All of this is easy in hindsight. I totally get that. In the “fog of war” of a critical situation like this, when the reality is you don’t really know what, if anything, is happening, it’s hard to put into action a response plan. But IMHO, that’s exactly what we should expect from Amazon. A swift acknowledgement of an issue, even if not a solution or even ETA.

What I learned from this: talk early. Acknowledge early. Don’t let others do it for you, but they can do it WITH you. If you start communicating, the *correct* word may spread without your direct involvement.

2. Communication
The status boards, showing status of S3 (and the other services) were actually running reliant on S3 (this is confimed by Amazon’s own post addressing the fact that this had been recognized and corrected). This means no updates were flowing – not to RSS, not to the displayed status table, nothing. The first indication was the top of the page, a box showing there were “errors.” Again, fog of war, I get it. I’d rather they spent time fixing issues or troubleshooting. But in an operation the size of Amazon, it HAD to be a flood of calls, tickets and cries for support. That slows things down. By thinking ahead a bit, and not hosting the status boards on the very technology they were reporting on, a good deal could have been done to slow what must have been an incredible flood of help requests.

What I learned from this: give information on what you know. Tell people a little more if you know it – more than “errors” – and keep it updated. As the day was unfolding, there was one simple text update that tool more than 45 minutes from the time it was posted (they timestamped it) to the time it actually showed up on the page. Share what you find when you can, and try to over-share that you’re doing things so people don’t wonder.

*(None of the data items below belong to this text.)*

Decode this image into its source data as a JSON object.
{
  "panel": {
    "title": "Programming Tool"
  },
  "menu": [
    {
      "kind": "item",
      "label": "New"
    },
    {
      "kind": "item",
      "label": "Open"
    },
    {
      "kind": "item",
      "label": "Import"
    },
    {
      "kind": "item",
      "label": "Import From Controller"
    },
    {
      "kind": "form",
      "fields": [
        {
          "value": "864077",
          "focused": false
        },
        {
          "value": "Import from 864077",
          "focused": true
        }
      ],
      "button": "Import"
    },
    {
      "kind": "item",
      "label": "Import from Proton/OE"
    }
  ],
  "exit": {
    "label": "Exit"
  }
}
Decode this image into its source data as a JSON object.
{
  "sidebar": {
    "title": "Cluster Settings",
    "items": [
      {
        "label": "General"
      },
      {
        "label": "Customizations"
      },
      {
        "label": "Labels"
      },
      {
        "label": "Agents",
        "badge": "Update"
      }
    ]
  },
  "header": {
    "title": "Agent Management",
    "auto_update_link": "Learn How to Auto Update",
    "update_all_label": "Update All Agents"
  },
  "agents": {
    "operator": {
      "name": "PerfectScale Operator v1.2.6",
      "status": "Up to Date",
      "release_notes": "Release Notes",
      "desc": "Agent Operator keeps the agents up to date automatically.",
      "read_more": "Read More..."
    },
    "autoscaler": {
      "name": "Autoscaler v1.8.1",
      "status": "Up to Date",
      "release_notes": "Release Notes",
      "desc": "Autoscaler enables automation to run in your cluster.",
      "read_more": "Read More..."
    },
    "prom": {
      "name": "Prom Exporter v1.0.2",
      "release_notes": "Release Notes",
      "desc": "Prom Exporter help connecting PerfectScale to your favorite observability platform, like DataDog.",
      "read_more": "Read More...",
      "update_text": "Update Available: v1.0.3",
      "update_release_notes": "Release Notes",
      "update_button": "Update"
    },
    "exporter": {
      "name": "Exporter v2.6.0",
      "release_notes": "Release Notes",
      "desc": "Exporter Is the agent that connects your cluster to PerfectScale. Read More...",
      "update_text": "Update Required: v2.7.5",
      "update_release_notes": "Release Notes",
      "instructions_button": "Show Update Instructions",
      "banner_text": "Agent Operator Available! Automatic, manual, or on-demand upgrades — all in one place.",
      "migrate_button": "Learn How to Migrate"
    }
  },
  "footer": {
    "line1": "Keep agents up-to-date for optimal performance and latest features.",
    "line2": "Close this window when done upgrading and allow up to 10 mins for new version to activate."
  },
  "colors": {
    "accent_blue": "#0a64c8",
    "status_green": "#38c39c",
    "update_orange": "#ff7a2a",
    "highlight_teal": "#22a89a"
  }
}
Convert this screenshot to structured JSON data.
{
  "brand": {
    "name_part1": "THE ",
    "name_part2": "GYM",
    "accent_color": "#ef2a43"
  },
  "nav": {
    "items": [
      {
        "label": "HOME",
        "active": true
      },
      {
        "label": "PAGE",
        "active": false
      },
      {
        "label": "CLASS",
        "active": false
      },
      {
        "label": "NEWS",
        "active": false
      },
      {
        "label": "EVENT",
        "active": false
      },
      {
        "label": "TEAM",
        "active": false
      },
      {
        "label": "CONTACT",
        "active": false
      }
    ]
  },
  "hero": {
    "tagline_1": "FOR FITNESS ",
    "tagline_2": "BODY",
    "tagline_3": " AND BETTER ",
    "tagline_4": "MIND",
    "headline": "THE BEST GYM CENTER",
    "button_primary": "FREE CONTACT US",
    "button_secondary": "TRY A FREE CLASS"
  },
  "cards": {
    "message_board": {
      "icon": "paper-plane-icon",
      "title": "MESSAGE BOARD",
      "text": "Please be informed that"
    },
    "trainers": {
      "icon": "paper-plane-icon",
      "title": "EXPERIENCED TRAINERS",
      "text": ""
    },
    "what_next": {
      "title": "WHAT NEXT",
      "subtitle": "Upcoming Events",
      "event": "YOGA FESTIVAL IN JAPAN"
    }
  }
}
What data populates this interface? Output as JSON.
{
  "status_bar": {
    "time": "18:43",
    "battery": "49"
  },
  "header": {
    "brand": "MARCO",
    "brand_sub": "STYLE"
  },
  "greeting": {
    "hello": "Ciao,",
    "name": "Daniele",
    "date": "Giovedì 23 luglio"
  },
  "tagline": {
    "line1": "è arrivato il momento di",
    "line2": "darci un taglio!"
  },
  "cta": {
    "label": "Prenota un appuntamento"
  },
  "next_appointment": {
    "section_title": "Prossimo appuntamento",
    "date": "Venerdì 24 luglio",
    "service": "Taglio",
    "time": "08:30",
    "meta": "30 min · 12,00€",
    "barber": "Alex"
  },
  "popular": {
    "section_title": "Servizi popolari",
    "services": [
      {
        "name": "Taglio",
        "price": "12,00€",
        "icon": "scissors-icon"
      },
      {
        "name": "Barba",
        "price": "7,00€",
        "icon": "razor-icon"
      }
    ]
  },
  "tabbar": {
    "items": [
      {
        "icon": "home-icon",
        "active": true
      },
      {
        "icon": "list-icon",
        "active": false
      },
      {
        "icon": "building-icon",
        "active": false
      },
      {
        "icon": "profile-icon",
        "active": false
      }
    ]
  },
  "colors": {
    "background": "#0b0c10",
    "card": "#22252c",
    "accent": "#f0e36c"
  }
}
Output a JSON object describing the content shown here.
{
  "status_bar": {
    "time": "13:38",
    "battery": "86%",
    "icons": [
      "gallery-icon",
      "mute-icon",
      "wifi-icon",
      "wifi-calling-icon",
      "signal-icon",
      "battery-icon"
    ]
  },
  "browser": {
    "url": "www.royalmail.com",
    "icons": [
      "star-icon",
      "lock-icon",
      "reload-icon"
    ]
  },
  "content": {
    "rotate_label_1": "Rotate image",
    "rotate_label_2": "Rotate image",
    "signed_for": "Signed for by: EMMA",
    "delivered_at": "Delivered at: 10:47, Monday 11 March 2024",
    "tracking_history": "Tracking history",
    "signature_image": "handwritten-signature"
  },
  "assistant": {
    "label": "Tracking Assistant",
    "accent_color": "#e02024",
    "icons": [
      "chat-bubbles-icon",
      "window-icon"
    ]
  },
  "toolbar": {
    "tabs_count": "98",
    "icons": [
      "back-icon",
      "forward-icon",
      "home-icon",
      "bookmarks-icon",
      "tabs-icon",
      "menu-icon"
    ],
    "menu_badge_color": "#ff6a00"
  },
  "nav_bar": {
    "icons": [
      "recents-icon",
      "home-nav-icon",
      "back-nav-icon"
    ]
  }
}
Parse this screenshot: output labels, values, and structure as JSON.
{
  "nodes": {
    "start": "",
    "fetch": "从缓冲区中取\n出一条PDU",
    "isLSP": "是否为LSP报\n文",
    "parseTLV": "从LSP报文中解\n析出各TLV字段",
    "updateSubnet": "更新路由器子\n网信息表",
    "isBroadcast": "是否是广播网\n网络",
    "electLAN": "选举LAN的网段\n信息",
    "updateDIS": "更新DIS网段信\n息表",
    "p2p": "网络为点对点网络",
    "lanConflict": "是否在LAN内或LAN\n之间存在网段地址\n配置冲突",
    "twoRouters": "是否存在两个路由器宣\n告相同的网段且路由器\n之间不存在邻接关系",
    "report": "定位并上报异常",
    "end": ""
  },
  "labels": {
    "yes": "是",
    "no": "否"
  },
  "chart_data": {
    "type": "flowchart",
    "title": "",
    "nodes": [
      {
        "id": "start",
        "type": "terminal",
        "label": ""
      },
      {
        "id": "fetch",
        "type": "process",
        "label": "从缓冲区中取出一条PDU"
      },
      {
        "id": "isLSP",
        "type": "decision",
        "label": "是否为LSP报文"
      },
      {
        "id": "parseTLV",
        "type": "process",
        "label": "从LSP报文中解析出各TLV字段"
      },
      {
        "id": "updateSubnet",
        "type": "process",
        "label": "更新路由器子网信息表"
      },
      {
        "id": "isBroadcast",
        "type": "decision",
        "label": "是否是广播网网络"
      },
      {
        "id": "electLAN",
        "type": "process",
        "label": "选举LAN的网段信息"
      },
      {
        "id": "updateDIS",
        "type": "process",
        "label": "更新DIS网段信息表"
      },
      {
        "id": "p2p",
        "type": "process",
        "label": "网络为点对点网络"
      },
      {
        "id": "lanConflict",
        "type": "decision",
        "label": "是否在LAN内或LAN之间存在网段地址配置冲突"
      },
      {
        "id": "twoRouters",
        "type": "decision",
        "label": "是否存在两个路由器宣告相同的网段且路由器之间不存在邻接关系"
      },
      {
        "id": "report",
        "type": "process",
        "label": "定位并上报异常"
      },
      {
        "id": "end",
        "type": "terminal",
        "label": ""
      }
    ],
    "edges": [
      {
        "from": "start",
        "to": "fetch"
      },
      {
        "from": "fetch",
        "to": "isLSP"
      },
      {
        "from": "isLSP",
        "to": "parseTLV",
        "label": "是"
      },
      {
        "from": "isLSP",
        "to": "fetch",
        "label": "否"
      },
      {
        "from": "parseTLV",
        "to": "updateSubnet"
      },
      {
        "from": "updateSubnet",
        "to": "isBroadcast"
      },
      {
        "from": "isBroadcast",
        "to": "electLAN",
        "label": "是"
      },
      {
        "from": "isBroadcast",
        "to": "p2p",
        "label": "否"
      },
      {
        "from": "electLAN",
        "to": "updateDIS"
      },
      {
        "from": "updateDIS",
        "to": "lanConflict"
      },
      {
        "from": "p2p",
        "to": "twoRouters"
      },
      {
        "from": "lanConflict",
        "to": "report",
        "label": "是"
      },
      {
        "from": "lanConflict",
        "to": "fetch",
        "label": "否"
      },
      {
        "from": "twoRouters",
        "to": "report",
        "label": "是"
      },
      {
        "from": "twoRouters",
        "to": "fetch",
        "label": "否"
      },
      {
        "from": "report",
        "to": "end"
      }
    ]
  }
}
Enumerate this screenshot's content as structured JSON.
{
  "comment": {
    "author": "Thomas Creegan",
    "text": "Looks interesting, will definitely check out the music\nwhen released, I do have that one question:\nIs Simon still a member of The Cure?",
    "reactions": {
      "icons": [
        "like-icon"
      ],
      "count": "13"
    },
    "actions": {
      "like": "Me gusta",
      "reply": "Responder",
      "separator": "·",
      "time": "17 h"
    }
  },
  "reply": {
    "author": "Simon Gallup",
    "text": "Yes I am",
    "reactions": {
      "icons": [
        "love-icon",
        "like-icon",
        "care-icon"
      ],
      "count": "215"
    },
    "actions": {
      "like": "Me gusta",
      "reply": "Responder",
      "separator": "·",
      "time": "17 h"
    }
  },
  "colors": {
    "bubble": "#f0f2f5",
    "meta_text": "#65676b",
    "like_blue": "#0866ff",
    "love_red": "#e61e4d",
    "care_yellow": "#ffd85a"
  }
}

We’ve talked about this before with systems issues in our work with databases. The more information you can get out there, the more people know you’re working on things, the more confident they feel that you have it handled, the more they’ll back off. One of my favorite suggestions, straight from Chris Shaw, is to provdie not only updates, but timing of the NEXT update. It might only be to say “we don’t know anything more and are continuing to troubleshoot” but telling people when the next bits of information will be out there really helps calm nerves. This is true of an in-house issue and a major outage like we experienced with Amazon.

3. Transparency
Twiter is a great tool for intermittent updates. Talk about what you’re doing, what you’re seeing. This goes back to communications. You don’t have to give away anything damaging. But being transparent about the work going on will save you a lot of grief.

What I learned from this: That people have a great sense of humor (the twitter posts alone are gold) and that, in the absense of real information about what’s being done, they’ll make stuff up. Not something you really want/need.

4. Follow-through
It remains to be seen what follow-through will be provided by Amazon. What happened, what is being done to correct it, what should customers do, etc. It would be nice if there was a summary, then things people can know, and things people can do if they’re so-inclined, in the future. From communications to architecture and all of that – don’t just set the indicators to green and clap your hands like it’s all over and done.

Talk with people, explain what was done. Give a good review that satisfies people that this wasn’t a fluke. Otherwise, it’s likely you’ll be left with people wondering why it won’t happen again and second-guessing what was done to correct it. This is critical.

Summary
All of this is still what I would consider “fog of war” and my opinion. It remains to be seen what the response will indeed be, and what the cause was. I hope we find out good information and learn all the way around.